Media Watch

Papal Christmas Carol Widely Distributed

AGENCE FRANCE PRESSE, Dec. 24 — Some 1.6 million copies of a recording of a Polish Christmas carol sung by Pope John Paul II were distributed in an edition of a Polish newspaper just before Christmas. The recording of “Little One, Little One” in a dialect from Poland's southern Tatra Mountains was made when the Pope met with a delegation of Polish pilgrims in the Vatican in 1981. The Pope wrote three new stanzas for the carol, one of his favorites, according to Gazeta Wyborcza, the newspaper that distributed the discs. The recording was recently rediscovered in the archives of a Catholic radio station in the eastern Polish city of Lublin.

Pope Appeals for Release of Priest and Other Hostages

ASSOCIATED PRESS, Dec. 23 — Pope John Paul prayed that the spirit of Christmas would inspire kidnappers to release their hostages, especially those being held for their faith.

The Pope, praying at his window overlooking St. Peter's Square on the Sunday before Christmas, mentioned Sacred Heart of Jesus Father Giuseppe Pierantoni. The priest has been held for more than two months in the southern Philippines by a Muslim gang known as Pentagon, the wire service said.
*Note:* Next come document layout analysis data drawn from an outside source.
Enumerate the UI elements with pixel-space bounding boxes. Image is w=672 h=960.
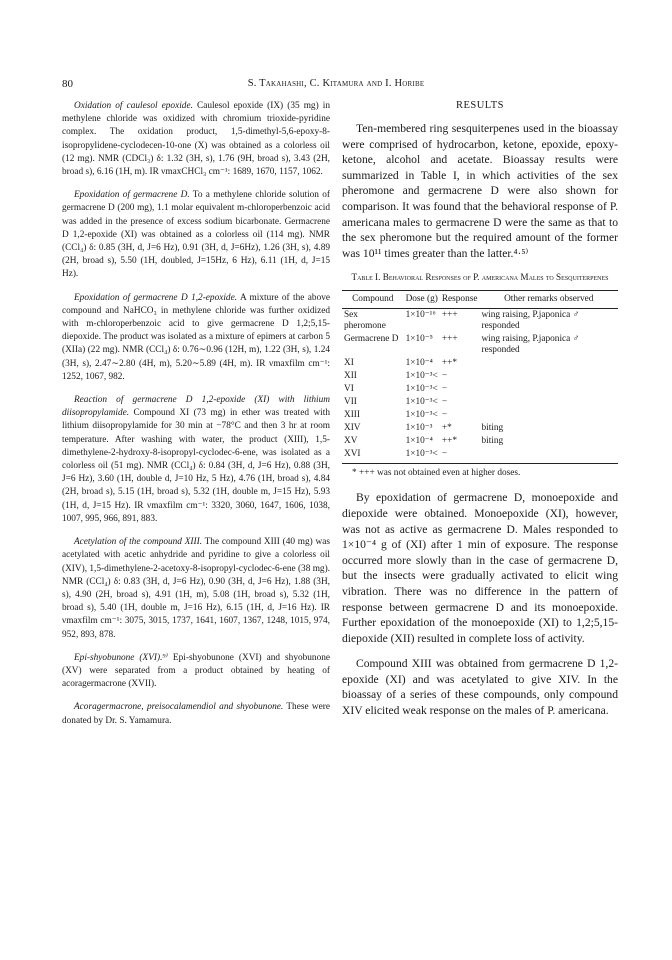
- cell-response: −: [441, 371, 448, 382]
- section-title-results: RESULTS: [455, 100, 505, 111]
- header-remarks: Other remarks observed: [479, 291, 618, 309]
- cell-compound: XV: [344, 436, 358, 447]
- paragraph-heading: Epoxidation of germacrene D.: [74, 190, 190, 201]
- behavioral-responses-table: [342, 290, 618, 464]
- paragraph-text: These were donated by Dr. S. Yamamura.: [62, 702, 330, 726]
- cell-remarks: [479, 409, 618, 422]
- cell-dose: 1×10⁻⁴: [405, 436, 433, 447]
- cell-compound: Sex pheromone: [344, 310, 386, 332]
- table-row: [342, 333, 618, 357]
- cell-response: −: [441, 410, 448, 421]
- cell-response: −: [441, 384, 448, 395]
- table-row: [342, 309, 618, 334]
- table-body: [342, 309, 618, 464]
- results-paragraph-compound-xiii: Compound XIII was obtained from germacrene D 1,2-epoxide (XI) and was acetylated to give XIV. In the bioassay of a series of these compounds, only compound XIV elicited weak response on the males of P. americana.: [342, 657, 618, 718]
- cell-response: +*: [441, 423, 452, 434]
- paragraph-heading: Epoxidation of germacrene D 1,2-epoxide.: [74, 292, 238, 303]
- cell-response: −: [440, 448, 480, 464]
- cell-response: ++*: [441, 436, 457, 447]
- cell-compound: XI: [344, 358, 354, 369]
- cell-response: +++: [441, 334, 458, 345]
- paragraph-text: To a methylene chloride solution of germacrene D (200 mg), 1.1 molar equivalent m-chloroperbenzoic acid was added in the presence of excess sodium bicarbonate. Germacrene D 1,2-epoxide (XI) was obtained as a colorless oil (114 mg). NMR (CCl₄) δ: 0.85 (3H, d, J=6 Hz), 0.91 (3H, d, J=6Hz), 1.26 (3H, s), 4.89 (2H, broad s), 5.50 (1H, doubled, J=15Hz, 6 Hz), 6.11 (1H, d, J=15 Hz).: [62, 190, 330, 280]
- paragraph-text: Caulesol epoxide (IX) (35 mg) in methylene chloride was oxidized with chromium trioxide-pyridine complex. The oxidation product, 1,5-dimethyl-5,6-epoxy-8-isopropylidene-cyclodecen-10-one (X) was obtained as a colorless oil (12 mg). NMR (CDCl₃) δ: 1.32 (3H, s), 1.76 (9H, broad s), 3.43 (2H, broad s), 6.16 (1H, m). IR νmaxCHCl₃ cm⁻¹: 1689, 1670, 1157, 1062.: [62, 101, 331, 178]
- table-row: [342, 396, 618, 409]
- paragraph-donated-compounds: [62, 701, 330, 727]
- paragraph-text: Epi-shyobunone (XVI) and shyobunone (XV) were separated from a product obtained by heating of acoragermacrone (XVII).: [62, 652, 330, 690]
- cell-remarks: wing raising, P.japonica ♂ responded: [481, 334, 580, 356]
- cell-dose: 1×10⁻³<: [405, 384, 438, 395]
- cell-compound: VII: [344, 397, 357, 408]
- paragraph-lda-reaction: [62, 394, 330, 526]
- cell-dose: 1×10⁻³<: [405, 410, 438, 421]
- header-compound: Compound: [342, 291, 404, 309]
- results-paragraph-epoxidation: By epoxidation of germacrene D, monoepoxide and diepoxide were obtained. Monoepoxide (XI), however, was not as active as germacrene D. Males responded to 1×10⁻⁴ g of (XI) after 1 min of exposure. The response occurred more slowly than in the case of germacrene D, but the insects were gradually activated to elicit wing vibration. There was no difference in the pattern of response between germacrene D and its monoepoxide. Further epoxidation of the monoepoxide (XI) to 1,2;5,15-diepoxide (XII) resulted in complete loss of activity.: [342, 491, 618, 645]
- page-number: 80: [62, 78, 73, 90]
- table-row: [342, 383, 618, 396]
- right-column: [342, 100, 618, 729]
- left-column: [62, 100, 330, 738]
- cell-remarks: [479, 383, 618, 396]
- paragraph-heading: Oxidation of caulesol epoxide.: [74, 101, 193, 111]
- cell-dose: 1×10⁻³<: [405, 371, 438, 382]
- table-row: [342, 422, 618, 435]
- cell-dose: 1×10⁻¹⁶: [405, 310, 436, 321]
- cell-compound: XII: [344, 371, 357, 382]
- paragraph-heading: Reaction of germacrene D 1,2-epoxide (XI) with lithium diisopropylamide.: [62, 395, 330, 419]
- table-row: [342, 409, 618, 422]
- paragraph-text: The compound XIII (40 mg) was acetylated with acetic anhydride and pyridine to give a colorless oil (XIV), 1,5-dimethylene-2-acetoxy-8-isopropyl-cyclodec-6-ene (38 mg). NMR (CCl₄) δ: 0.83 (3H, d, J=6 Hz), 0.90 (3H, d, J=6 Hz), 1.88 (3H, s), 4.90 (2H, broad s), 4.91 (1H, m), 5.08 (1H, broad s), 5.32 (1H, broad s), 5.40 (1H, double m, J=16 Hz), 6.15 (1H, d, J=16 Hz). IR νmaxfilm cm⁻¹: 3075, 3015, 1737, 1641, 1607, 1367, 1248, 1015, 974, 952, 893, 878.: [62, 537, 331, 640]
- header-dose: Dose (g): [404, 291, 440, 309]
- cell-remarks: biting: [481, 436, 504, 447]
- header-response: Response: [440, 291, 480, 309]
- cell-compound: Germacrene D: [344, 334, 399, 345]
- cell-remarks: [479, 448, 618, 464]
- cell-remarks: [479, 396, 618, 409]
- paragraph-epoxide-epoxidation: [62, 292, 330, 384]
- results-continued: [342, 490, 618, 718]
- cell-compound: XIV: [344, 423, 361, 434]
- cell-remarks: [479, 357, 618, 370]
- table-row: [342, 435, 618, 448]
- paragraph-heading: Acetylation of the compound XIII.: [74, 537, 203, 548]
- table-header-row: [342, 291, 618, 309]
- cell-remarks: wing raising, P.japonica ♂ responded: [481, 310, 580, 332]
- paragraph-text: Compound XI (73 mg) in ether was treated with lithium diisopropylamide for 30 min at −78°C and then 3 hr at room temperature. After washing with water, the product (XIII), 1,5-dimethylene-2-hydroxy-8-isopropyl-cyclodec-6-ene, was isolated as a colorless oil (51 mg). NMR (CCl₄) δ: 0.84 (3H, d, J=6 Hz), 0.88 (3H, J=6 Hz), 3.60 (1H, double d, J=10 Hz, 5 Hz), 4.76 (1H, broad s), 4.84 (2H, broad s), 5.15 (1H, broad s), 5.32 (1H, double m, J=15 Hz), 5.93 (1H, d, J=15 Hz). IR νmaxfilm cm⁻¹: 3320, 3060, 1647, 1606, 1038, 1007, 995, 966, 891, 883.: [62, 408, 330, 524]
- paragraph-epi-shyobunone: [62, 652, 330, 692]
- results-intro-paragraph: Ten-membered ring sesquiterpenes used in the bioassay were comprised of hydrocarbon, ketone, epoxide, epoxy-ketone, alcohol and acetate. Bioassay results were summarized in Table I, in which activities of the sex pheromone and germacrene D were also shown for comparison. It was found that the behavioral response of P. americana males to germacrene D were the same as that to the sex pheromone but the required amount of the former was 10¹¹ times greater than the latter.⁴·⁵⁾: [342, 122, 618, 260]
- paragraph-heading: Epi-shyobunone (XVI).⁹⁾: [74, 652, 168, 663]
- cell-response: +++: [441, 310, 458, 321]
- cell-dose: 1×10⁻³: [405, 423, 433, 434]
- table-row: [342, 357, 618, 370]
- cell-response: −: [441, 397, 448, 408]
- cell-remarks: [479, 370, 618, 383]
- table-row: [342, 448, 618, 464]
- paragraph-germacrene-epoxidation: [62, 189, 330, 281]
- paragraph-acetylation: [62, 536, 330, 642]
- cell-compound: XVI: [342, 448, 404, 464]
- table-caption: Table I. Behavioral Responses of P. americana Males to Sesquiterpenes: [351, 272, 609, 283]
- paragraph-heading: Acoragermacrone, preisocalamendiol and shyobunone.: [74, 702, 284, 713]
- table-footnote: * +++ was not obtained even at higher doses.: [352, 468, 521, 479]
- table-row: [342, 370, 618, 383]
- paragraph-caulesol-oxidation: [62, 100, 330, 179]
- cell-dose: 1×10⁻³<: [405, 397, 438, 408]
- cell-dose: 1×10⁻³<: [404, 448, 440, 464]
- cell-remarks: biting: [481, 423, 504, 434]
- cell-compound: XIII: [344, 410, 361, 421]
- cell-dose: 1×10⁻⁴: [405, 358, 433, 369]
- paragraph-text: A mixture of the above compound and NaHCO₃ in methylene chloride was further oxidized with m-chloroperbenzoic acid to give germacrene D 1,2;5,15-diepoxide. The product was isolated as a mixture of epimers at carbon 5 (XIIa) (22 mg). NMR (CCl₄) δ: 0.76∼0.96 (12H, m), 1.22 (3H, s), 1.24 (3H, s), 2.47∼2.80 (4H, m), 5.20∼5.89 (4H, m). IR νmaxfilm cm⁻¹: 1252, 1067, 982.: [62, 292, 330, 382]
- cell-dose: 1×10⁻⁵: [405, 334, 433, 345]
- cell-compound: VI: [344, 384, 354, 395]
- running-head: S. Takahashi, C. Kitamura and I. Horibe: [247, 78, 425, 89]
- cell-response: ++*: [441, 358, 457, 369]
Earlier in the day, police rescued a Canadian man being held for two months by Pentagon.

Star of Bethlehem Is Focus of Arizona Study

MAIL ON SUNDAY, Dec. 23 — Jesuit Father Christopher Corbally, vice director of the Vatican Observatory on Mount Graham in Arizona, believes the Star of Bethlehem was not a star. Instead, the Wise Men were following an extraordinary conjunction of Jupiter, Saturn and Mars in the constellation of Aries, he told the London newspaper.

“The Wise Men would have been interested in astronomy and astrology,” he said. “By working backwards, one can deduce that Jupiter would have converged with the two other planets around the time of Christ's birth. That seems the most likely explanation to me of a bright, shining star over Judea.

“It would have been highly symbolic because Aries the Ram is considered a ‘ruler,’” he said. “The meeting of these three powerful planets under this sign could have been interpreted as a celestial signal of a great person's birth.”

Father Corbally and 10 other Jesuits make up the official Vatican Observatory team at Mount Graham, three hours southeast of Tucson. Taking shifts from sunset to sunrise, they work with a computer-guided telescope built in the early 1990s. The priest is conducting a survey of the 3,600 nearest stars to Earth and the data will go to NASA.

“We are looking for any which might support earthlike planets and, thus, earthlike life,” he said.